I designed a table schema for my Spanner database that takes advantage of interleaved tables to store associated records. I did this to optimize read times. My schema looks something like:
CREATE TABLE all_ids (
userid INT64 NOT NULL,
) PRIMARY KEY(userid);
CREATE TABLE connections_in (
userid INT64 NOT NULL,
child_userid INT64 NOT NULL,
connect_time TIMESTAMP NOT NULL,
) PRIMARY KEY(userid, child_userid),
INTERLEAVE IN PARENT all_ids ON DELETE CASCADE;
CREATE TABLE connections_out (
userid INT64 NOT NULL,
child_userid INT64 NOT NULL,
connect_time TIMESTAMP NOT NULL,
) PRIMARY KEY(userid, child_userid),
INTERLEAVE IN PARENT all_ids ON DELETE CASCADE;
The connections_in
and connections_out
tables store graph connections between nodes in a user database. Each user may have at most several hundred connections.

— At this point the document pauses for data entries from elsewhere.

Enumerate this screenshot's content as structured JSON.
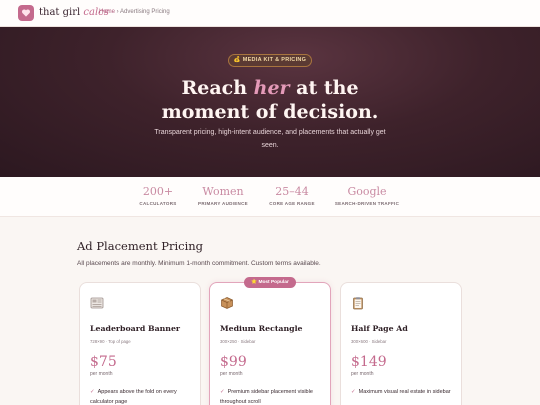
{
  "brand": {
    "name_plain": "that girl",
    "name_accent": "calcs"
  },
  "breadcrumb": {
    "home": "Home",
    "separator": " › ",
    "current": "Advertising Pricing"
  },
  "hero": {
    "badge": "💰 MEDIA KIT & PRICING",
    "title_line1_before": "Reach ",
    "title_line1_accent": "her",
    "title_line1_after": " at the",
    "title_line2": "moment of decision.",
    "subtitle": "Transparent pricing, high-intent audience, and placements that actually get seen."
  },
  "stats": [
    {
      "value": "200+",
      "label": "CALCULATORS"
    },
    {
      "value": "Women",
      "label": "PRIMARY AUDIENCE"
    },
    {
      "value": "25–44",
      "label": "CORE AGE RANGE"
    },
    {
      "value": "Google",
      "label": "SEARCH-DRIVEN TRAFFIC"
    }
  ],
  "pricing": {
    "title": "Ad Placement Pricing",
    "subtitle": "All placements are monthly. Minimum 1-month commitment. Custom terms available.",
    "popular_badge": "⭐ Most Popular",
    "check_glyph": "✓",
    "cards": [
      {
        "icon": "newspaper-icon",
        "title": "Leaderboard Banner",
        "spec": "728×90 · Top of page",
        "price": "$75",
        "period": "per month",
        "feature": "Appears above the fold on every calculator page"
      },
      {
        "icon": "package-icon",
        "title": "Medium Rectangle",
        "spec": "300×250 · Sidebar",
        "price": "$99",
        "period": "per month",
        "feature": "Premium sidebar placement visible throughout scroll"
      },
      {
        "icon": "clipboard-icon",
        "title": "Half Page Ad",
        "spec": "300×600 · Sidebar",
        "price": "$149",
        "period": "per month",
        "feature": "Maximum visual real estate in sidebar"
      }
    ]
  },
  "colors": {
    "accent": "#c46a8d",
    "hero_bg": "#3e222b",
    "badge_gold": "#a8743f"
  }
}
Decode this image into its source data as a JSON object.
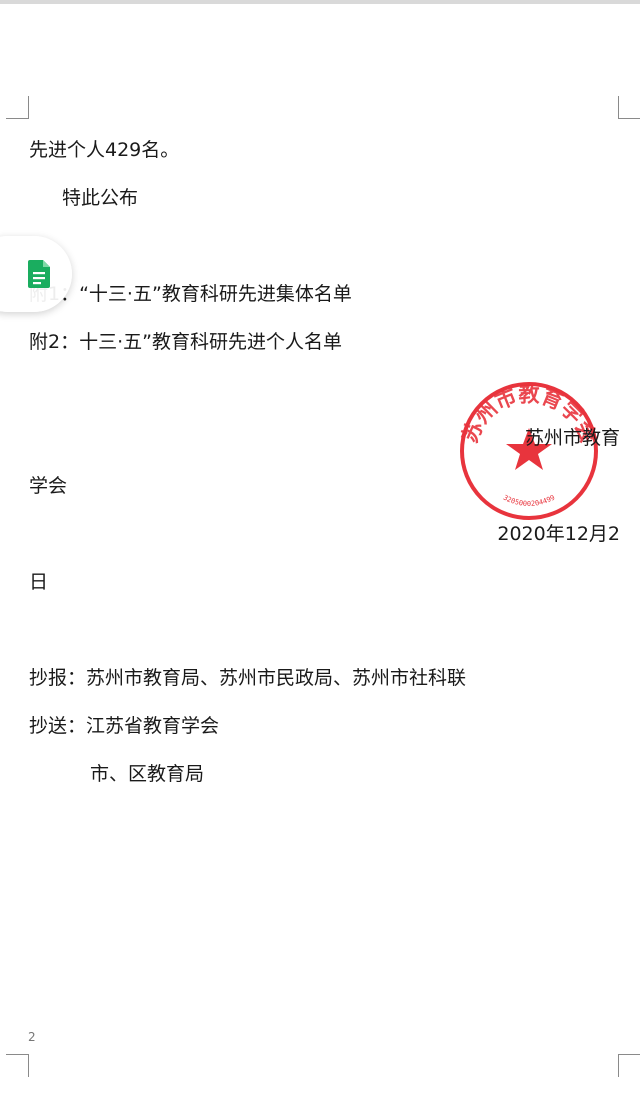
{
  "document": {
    "lines": [
      "先进个人429名。",
      "特此公布",
      "附1：“十三·五”教育科研先进集体名单",
      "附2：十三·五”教育科研先进个人名单",
      "苏州市教育",
      "学会",
      "2020年12月2",
      "日",
      "抄报：苏州市教育局、苏州市民政局、苏州市社科联",
      "抄送：江苏省教育学会",
      "市、区教育局"
    ],
    "page_number": "2"
  },
  "seal": {
    "text": "苏州市教育学会",
    "code": "3205000204499",
    "color": "#e8343d"
  },
  "floating_button": {
    "icon": "doc-icon"
  }
}
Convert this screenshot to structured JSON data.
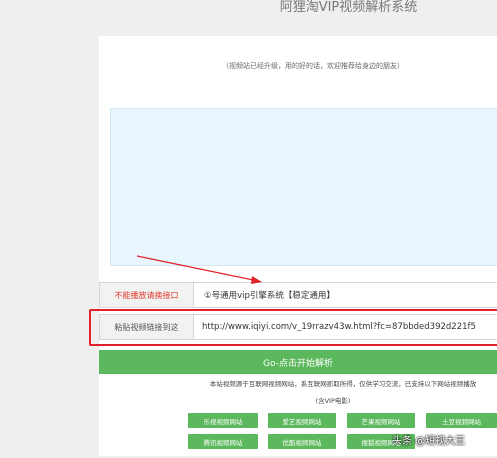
{
  "header": {
    "title": "阿狸淘VIP视频解析系统"
  },
  "notice": "（视频站已经升级，用的好的话，欢迎推荐给身边的朋友）",
  "api_row": {
    "label": "不能播放请换接口",
    "value": "①号通用vip引擎系统【稳定通用】"
  },
  "url_row": {
    "label": "粘贴视频链接到这",
    "value": "http://www.iqiyi.com/v_19rrazv43w.html?fc=87bbded392d221f5"
  },
  "go_button": "Go-点击开始解析",
  "disclaimer": "本站视频源于互联网视频网站，系互联网抓取所得，仅供学习交流，已支持以下网站视频播放",
  "disclaimer2": "(含VIP电影)",
  "sites": [
    "乐视视频网站",
    "爱艺视频网站",
    "芒果视频网站",
    "土豆视频网站",
    "腾讯视频网站",
    "优酷视频网站",
    "搜狐视频网站"
  ],
  "watermark": "头条 @短视大王",
  "colors": {
    "accent_green": "#5cb85c",
    "highlight_red": "#e2222a",
    "label_red": "#e03a2d"
  }
}
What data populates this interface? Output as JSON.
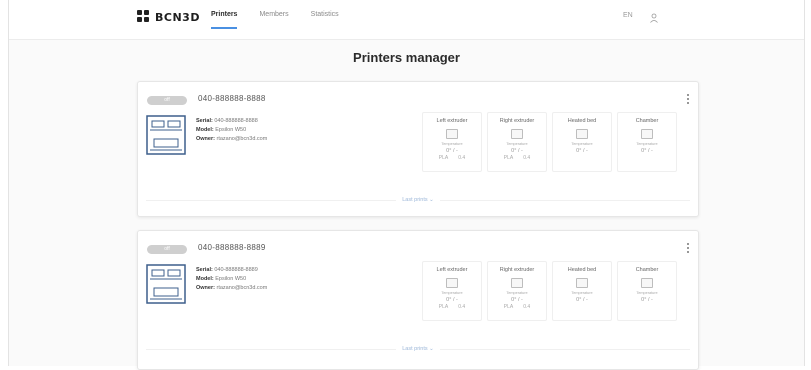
{
  "header": {
    "logo_text": "BCN3D",
    "nav": [
      {
        "label": "Printers",
        "active": true
      },
      {
        "label": "Members",
        "active": false
      },
      {
        "label": "Statistics",
        "active": false
      }
    ],
    "language": "EN",
    "accent_color": "#4a90e2"
  },
  "page": {
    "title": "Printers manager"
  },
  "printers": [
    {
      "status": "off",
      "id": "040-888888-8888",
      "serial_label": "Serial:",
      "serial": "040-888888-8888",
      "model_label": "Model:",
      "model": "Epsilon W50",
      "owner_label": "Owner:",
      "owner": "rtazano@bcn3d.com",
      "modules": [
        {
          "title": "Left extruder",
          "temp_label": "Temperature",
          "temp": "0° / -",
          "material": "PLA",
          "nozzle": "0.4"
        },
        {
          "title": "Right extruder",
          "temp_label": "Temperature",
          "temp": "0° / -",
          "material": "PLA",
          "nozzle": "0.4"
        },
        {
          "title": "Heated bed",
          "temp_label": "Temperature",
          "temp": "0° / -"
        },
        {
          "title": "Chamber",
          "temp_label": "Temperature",
          "temp": "0° / -"
        }
      ],
      "last_prints": "Last prints ⌄"
    },
    {
      "status": "off",
      "id": "040-888888-8889",
      "serial_label": "Serial:",
      "serial": "040-888888-8889",
      "model_label": "Model:",
      "model": "Epsilon W50",
      "owner_label": "Owner:",
      "owner": "rtazano@bcn3d.com",
      "modules": [
        {
          "title": "Left extruder",
          "temp_label": "Temperature",
          "temp": "0° / -",
          "material": "PLA",
          "nozzle": "0.4"
        },
        {
          "title": "Right extruder",
          "temp_label": "Temperature",
          "temp": "0° / -",
          "material": "PLA",
          "nozzle": "0.4"
        },
        {
          "title": "Heated bed",
          "temp_label": "Temperature",
          "temp": "0° / -"
        },
        {
          "title": "Chamber",
          "temp_label": "Temperature",
          "temp": "0° / -"
        }
      ],
      "last_prints": "Last prints ⌄"
    }
  ]
}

I also want to store the metadata history of each user over time and I'm not sure if it makes sense to interleave that data into the parent table all_ids
or not. Each user has several thousand rows of metadata through time:
CREATE TABLE user_metadata (
userid INT64 NOT NULL,
snapshot_time TIMESTAMP NOT NULL,
username STRING(1024) NOT NULL,
user_description STRING(1024) NOT NULL,
) PRIMARY KEY(userid, snapshot_time DESC),
INTERLEAVE IN PARENT all_ids ON DELETE CASCADE;
I know that spanner uses lexicographic order to order primary keys, so does that mean that a row from the user_metadata
table could be physically collocated next to a row from connections_in
or connections_out
since the first part of both primary keys is taken from the table all_ids
? And if so, does that mean read times from connections_in/_out
based on userid would be slower than if I created a separate non-interleaved table in the same database for user_metadata
like?:
CREATE TABLE user_metadata (
userid INT64 NOT NULL,
snapshot_time TIMESTAMP NOT NULL,
username STRING(1024) NOT NULL,
user_description STRING(1024) NOT NULL,
) PRIMARY KEY(userid, snapshot_time DESC);
Any help is greatly appreciated!